M. André Jourdain appelle l'attention de M. le ministre de l'éducation nationale sur les conditions déplorables de l'enseignement des sciences de la vie et de la Terre. En effet, alors que les programmes sont axés sur une acquisition de connaissances au moyen de travaux pratiques, plus de 90 % des classes de collège n'ont pas de groupes restreints inférieurs à dix-huit élèves. Les enseignants se trouvent par conséquent devant des classes entières, et totalement hétérogènes. Cet état de fait est d'autant plus regrettable que l'apprentissage des savoirs fondamentaux ne peut se faire que par une participation active des élèves lors de l'enseignement de ces matières. En conséquence, il lui demande de lui indiquer les dispositions qu'il entend prendre afin que l'enseignement des sciences de la vie et de la terre puisse comprendre 1 h 30 de travaux pratiques, effectués en groupes restreints de dix-huit élèves.

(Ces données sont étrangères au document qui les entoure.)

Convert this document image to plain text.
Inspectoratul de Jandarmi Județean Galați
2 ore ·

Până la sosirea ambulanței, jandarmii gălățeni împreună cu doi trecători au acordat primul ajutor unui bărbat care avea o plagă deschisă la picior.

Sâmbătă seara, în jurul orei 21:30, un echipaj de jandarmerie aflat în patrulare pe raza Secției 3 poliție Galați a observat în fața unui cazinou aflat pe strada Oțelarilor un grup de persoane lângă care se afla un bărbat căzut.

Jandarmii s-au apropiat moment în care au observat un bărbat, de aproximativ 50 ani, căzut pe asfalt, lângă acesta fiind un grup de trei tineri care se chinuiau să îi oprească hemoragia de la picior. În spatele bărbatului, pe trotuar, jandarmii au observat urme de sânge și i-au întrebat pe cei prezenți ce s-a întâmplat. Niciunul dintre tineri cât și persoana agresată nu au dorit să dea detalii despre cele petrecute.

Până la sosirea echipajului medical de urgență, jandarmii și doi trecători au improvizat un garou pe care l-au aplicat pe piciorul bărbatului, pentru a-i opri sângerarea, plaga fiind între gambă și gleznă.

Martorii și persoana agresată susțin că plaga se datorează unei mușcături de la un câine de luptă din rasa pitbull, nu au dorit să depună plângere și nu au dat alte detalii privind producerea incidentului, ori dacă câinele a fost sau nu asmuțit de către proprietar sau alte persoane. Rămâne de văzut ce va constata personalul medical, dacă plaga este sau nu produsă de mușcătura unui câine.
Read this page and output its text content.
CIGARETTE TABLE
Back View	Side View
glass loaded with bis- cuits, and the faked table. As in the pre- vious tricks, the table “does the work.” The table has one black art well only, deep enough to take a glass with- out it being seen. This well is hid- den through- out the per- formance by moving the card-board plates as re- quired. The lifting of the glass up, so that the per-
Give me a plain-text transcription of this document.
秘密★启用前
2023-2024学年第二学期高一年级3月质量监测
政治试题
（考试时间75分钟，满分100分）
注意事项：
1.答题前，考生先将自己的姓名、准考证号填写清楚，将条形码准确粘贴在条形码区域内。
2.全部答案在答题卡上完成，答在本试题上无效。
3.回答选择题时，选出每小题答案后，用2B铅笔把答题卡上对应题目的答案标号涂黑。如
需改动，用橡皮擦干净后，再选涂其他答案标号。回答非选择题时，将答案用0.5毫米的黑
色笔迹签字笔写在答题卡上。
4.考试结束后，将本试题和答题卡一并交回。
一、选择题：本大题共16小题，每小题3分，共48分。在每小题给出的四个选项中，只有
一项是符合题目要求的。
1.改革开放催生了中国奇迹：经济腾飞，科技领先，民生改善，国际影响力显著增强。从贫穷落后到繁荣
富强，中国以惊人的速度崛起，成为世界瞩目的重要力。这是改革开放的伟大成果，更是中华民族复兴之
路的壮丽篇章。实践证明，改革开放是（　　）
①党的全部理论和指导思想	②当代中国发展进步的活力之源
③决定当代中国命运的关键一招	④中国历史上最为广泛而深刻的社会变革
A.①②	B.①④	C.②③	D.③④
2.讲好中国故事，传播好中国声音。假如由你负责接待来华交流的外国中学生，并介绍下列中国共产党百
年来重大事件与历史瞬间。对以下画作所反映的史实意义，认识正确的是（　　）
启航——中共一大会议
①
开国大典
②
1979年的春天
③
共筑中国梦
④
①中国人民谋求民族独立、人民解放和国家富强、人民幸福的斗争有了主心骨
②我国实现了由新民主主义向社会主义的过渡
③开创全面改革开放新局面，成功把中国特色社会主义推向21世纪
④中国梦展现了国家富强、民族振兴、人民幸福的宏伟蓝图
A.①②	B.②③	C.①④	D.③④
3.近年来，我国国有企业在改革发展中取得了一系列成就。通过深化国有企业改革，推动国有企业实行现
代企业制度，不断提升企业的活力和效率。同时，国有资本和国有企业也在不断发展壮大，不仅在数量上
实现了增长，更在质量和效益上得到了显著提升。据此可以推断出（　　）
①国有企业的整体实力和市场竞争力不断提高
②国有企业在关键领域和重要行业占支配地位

Réponse du ministère : Éducation

publiée dans le JO Sénat du 26/10/2000 - page 3675

Réponse. - Le ministère de l'éducation nationale attache une grande importance à l'enseignement des sciences de la vie et de la terre, qui constitue une composante essentielle de la formation commune dispensée aux élèves et participe à leur éducation de futurs citoyens. La recherche d'une amélioration des conditions d'enseignement de cette discipline demeure une priorité constante des actions entreprises en sa faveur. A ce titre, l'organisation des enseignements en sixième, cinquième et quatrième offre aux équipes pédagogiques la possibilité de mettre en uvre des séquences à effectifs allégés. La souplesse horaire prévue par les textes permet en effet de dédoubler les classes ou de constituer trois groupes pour deux divisions. Dans le respect de l'autonomie pédagogique dont disposent les établissements et en fonction des moyens qui leur ont été attribués par l'inspecteur d'académie, sur la base du projet qui lui a été présenté, il revient ensuite au principal du collège, après avis de son conseil d'administration, de définir les modalités d'organisation de l'enseignement des sciences de la vie et de la terre. C'est pourquoi la détermination d'un seuil d'effectif pour l'organisation de travaux pratiques ne peut être retenue. Cette mesure contraindrait l'ensemble des collèges à adopter un mode d'organisation uniforme, et serait susceptible de restreindre l'autonomie dont disposent les équipes professorales des sciences de la vie et de la terre pour renforcer l'enseignement de leur discipline au travers des choix arrêtés au niveau de l'établissement dans son projet pédagogique.